Abstract

BACKGROUND: Central nervous system (CNS) inflammatory demyelinating syndromes, including multiple sclerosis (MS), aquaporin-4 antibody-positive neuromyelitis optica spectrum disorder (AQP4 + NMOSD), and myelin oligodendrocyte glycoprotein (MOG) antibody-associated disease (MOGAD), occasionally overlap. Some patients remain double-seronegative, showing atypical features that challenge current classifications. OBJECTIVE: To better characterize the phenotypic spectrum of antibody-negative atypical inflammatory demyelinating disorders (AIDD) using unsupervised clustering. METHODS: We retrospectively analyzed 316 patients (MS = 164, AQP4 + NMOSD = 36, double-seronegative NMOSD = 21, MOGAD = 15, AIDD = 80) followed between 2010 and 2023. Principal component analysis and k-means clustering were applied to AIDD cases using clinical, demographic, and radiological data.
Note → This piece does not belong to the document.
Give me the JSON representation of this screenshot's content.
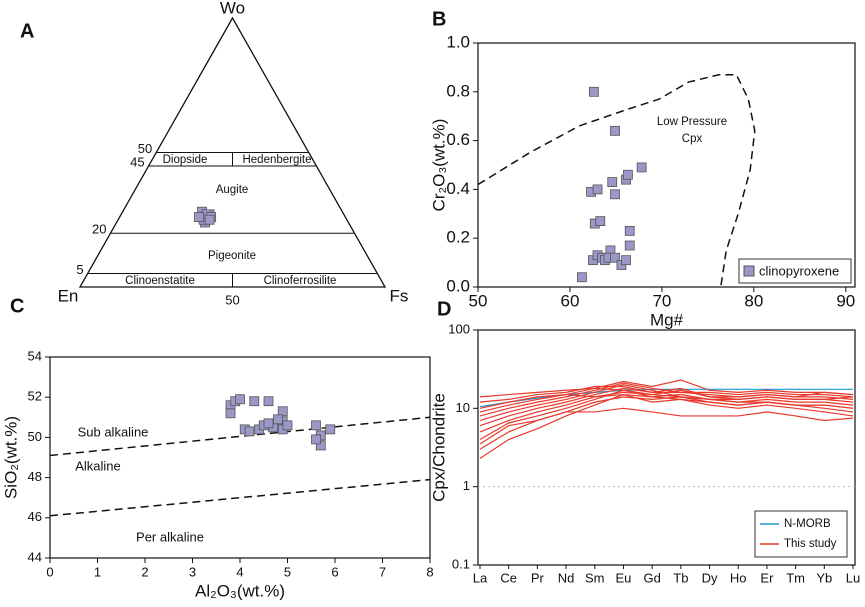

RESULTS: AIDD patients had lower disability and fewer corpus callosum and posterior fossa lesions than MS and NMOSD. Three clusters emerged: (1) myelitis-predominant with unmatched CSF oligoclonal bands and longitudinally extensive spinal lesions, (2) brainstem-dominant with recurrent brainstem attacks, and (3) optic neuritis-dominant with recurrent LEON meeting MS dissemination criteria. Treatment patterns differed; rituximab was most frequent. CONCLUSION: Double-seronegative AIDD represents a heterogeneous clinical spectrum. Unsupervised clustering provides a data-driven framework for refining phenotypic classification and may support biomarker and therapeutic development in antibody-negative CNS demyelination.